The National Statistical Organisation came out with the GDP number for FY23 in May, which is a provisional estimate for the year, backed by stronger-than-expected Q4 GDP growth.
“India’s GDP growth estimates are presented six times, the final estimate for FY23 will actually be with us in January-February 2026. And my expectation and belief is that when the final number for FY23 is frozen, it will be more than 7.2 per cent,” the CEA said at a session organised by Bharat Chamber of Commerce.
According to Nageswaran, the number was just the first reliable estimate of the GDP growth of FY23.
“As more and more data become available, further revisions will be towards even more upside from 7.2 per cent because the momentum that the economy is carrying with it is quite strong,” he added.
The CEA demonstrated that the Q4 growth number of 6.1 per cent was higher than many developed and developing economies of the world.
He argued that GDP growth was led by robust private consumption, whose share to GDP was at a 16-year high, gross fixed capital formation (highest since FY14) and service sector export growth.
According to Nageswaran, the private consumption was mainly led by urban centres but he admitted some pockets of consumption, mainly in the rural areas, are not growing as much as the others.
However, during the Q4, FMCG volumes turned around, signalling a pick up in rural demand, he added.
Moreover, an increase in the minimum support price and MNREGA wages would boost rural consumption, he added.
Going forward, the CEA pointed out two favourable factors that could propel growth.

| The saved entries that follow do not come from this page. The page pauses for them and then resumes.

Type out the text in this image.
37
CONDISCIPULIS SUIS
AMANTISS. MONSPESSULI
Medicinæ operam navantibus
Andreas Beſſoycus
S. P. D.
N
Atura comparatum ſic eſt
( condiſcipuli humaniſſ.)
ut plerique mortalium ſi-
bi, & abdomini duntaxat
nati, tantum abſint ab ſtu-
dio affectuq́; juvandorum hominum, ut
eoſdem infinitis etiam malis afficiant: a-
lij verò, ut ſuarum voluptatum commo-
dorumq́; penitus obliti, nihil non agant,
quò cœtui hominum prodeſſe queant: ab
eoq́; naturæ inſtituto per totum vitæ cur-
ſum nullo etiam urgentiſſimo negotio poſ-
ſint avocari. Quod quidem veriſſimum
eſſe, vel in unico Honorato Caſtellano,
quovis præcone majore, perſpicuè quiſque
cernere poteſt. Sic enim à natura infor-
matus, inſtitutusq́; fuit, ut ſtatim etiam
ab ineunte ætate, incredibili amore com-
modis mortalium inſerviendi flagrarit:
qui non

Strong balance sheets of banks and corporate houses would mean that capital investment would take place, creating employment and income growth.

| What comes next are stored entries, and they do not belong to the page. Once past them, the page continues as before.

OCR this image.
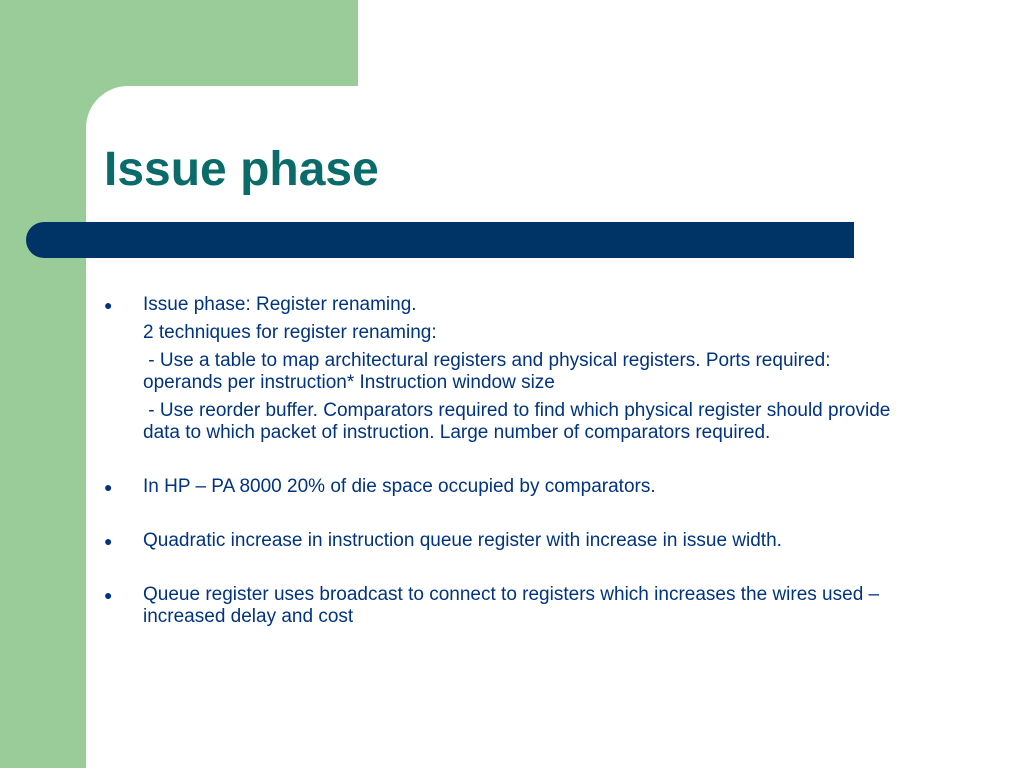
Issue phase
● Issue phase: Register renaming.
2 techniques for register renaming:
- Use a table to map architectural registers and physical registers. Ports required: operands per instruction* Instruction window size
- Use reorder buffer. Comparators required to find which physical register should provide data to which packet of instruction. Large number of comparators required.
● In HP – PA 8000 20% of die space occupied by comparators.
● Quadratic increase in instruction queue register with increase in issue width.
● Queue register uses broadcast to connect to registers which increases the wires used – increased delay and cost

During his interaction with the members of the chamber, Nageswaran was asked if the advent of artificial intelligence could threaten jobs and how it could affect young people joining the workforce.
“At this point, it can also be a possible source of growth for a country like India.

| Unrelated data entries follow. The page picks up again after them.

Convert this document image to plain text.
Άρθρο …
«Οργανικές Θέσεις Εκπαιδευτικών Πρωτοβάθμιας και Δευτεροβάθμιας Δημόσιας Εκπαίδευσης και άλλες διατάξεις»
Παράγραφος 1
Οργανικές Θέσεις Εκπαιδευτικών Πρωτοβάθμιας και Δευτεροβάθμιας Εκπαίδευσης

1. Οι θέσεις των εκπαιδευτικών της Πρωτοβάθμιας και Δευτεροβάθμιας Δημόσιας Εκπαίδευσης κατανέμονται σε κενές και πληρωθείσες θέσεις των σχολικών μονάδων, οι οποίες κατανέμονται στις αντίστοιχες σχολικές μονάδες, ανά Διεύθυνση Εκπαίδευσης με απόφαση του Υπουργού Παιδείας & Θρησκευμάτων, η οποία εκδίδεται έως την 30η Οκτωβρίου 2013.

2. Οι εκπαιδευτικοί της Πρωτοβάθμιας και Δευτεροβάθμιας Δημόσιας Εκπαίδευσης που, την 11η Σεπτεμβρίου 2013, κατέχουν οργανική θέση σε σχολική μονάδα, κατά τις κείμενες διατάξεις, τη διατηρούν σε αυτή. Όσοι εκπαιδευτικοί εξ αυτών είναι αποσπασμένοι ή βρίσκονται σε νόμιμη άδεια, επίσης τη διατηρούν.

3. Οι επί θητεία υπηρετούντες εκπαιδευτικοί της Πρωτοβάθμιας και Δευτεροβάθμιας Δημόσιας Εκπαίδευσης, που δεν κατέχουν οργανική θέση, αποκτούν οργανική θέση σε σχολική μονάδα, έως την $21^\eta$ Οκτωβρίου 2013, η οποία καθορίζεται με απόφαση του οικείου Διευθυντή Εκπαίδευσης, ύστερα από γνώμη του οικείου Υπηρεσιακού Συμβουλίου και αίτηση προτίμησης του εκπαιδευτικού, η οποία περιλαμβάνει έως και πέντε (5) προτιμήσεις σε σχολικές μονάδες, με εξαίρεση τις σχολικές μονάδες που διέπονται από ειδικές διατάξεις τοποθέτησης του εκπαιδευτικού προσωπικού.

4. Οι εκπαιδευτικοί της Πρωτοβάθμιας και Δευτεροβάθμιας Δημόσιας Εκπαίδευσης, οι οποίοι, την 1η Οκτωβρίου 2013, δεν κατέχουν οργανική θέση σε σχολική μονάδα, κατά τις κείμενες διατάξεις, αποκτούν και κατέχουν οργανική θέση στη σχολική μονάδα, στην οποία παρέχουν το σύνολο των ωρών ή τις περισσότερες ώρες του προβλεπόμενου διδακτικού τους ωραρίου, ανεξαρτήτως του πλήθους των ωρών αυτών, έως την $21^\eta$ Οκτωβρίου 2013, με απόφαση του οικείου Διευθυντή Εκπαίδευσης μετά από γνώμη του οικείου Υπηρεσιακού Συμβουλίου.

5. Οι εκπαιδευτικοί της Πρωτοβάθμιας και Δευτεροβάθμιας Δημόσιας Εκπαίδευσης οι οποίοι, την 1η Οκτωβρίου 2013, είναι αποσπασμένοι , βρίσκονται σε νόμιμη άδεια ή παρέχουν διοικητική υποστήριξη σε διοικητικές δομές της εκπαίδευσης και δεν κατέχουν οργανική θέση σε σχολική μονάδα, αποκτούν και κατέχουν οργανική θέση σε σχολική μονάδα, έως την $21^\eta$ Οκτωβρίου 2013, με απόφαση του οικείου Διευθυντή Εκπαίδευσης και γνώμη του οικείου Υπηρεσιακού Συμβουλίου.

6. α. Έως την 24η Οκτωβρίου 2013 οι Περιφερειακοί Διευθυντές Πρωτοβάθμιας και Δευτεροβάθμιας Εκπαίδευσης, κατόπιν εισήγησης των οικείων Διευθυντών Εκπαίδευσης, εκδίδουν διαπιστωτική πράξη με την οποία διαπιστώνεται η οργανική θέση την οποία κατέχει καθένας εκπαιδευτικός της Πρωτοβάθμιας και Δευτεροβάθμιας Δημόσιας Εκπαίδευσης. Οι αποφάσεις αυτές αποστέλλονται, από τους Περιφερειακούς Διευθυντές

If these sources of artificial intelligence improve the productivity of the workers and companies can assign fewer people to a given project than they used to do earlier because they can substitute with these engines, it also means that they can take on far more projects than they were able to do earlier.
So in that sense it may not be a lose-lose proposition, it can be a win-win proposition provided we are able to upskill and make our people take advantage of what these tools and new interventions help us do,” he said, cautioning that over a longer period it may have implications for certain industries and job creation.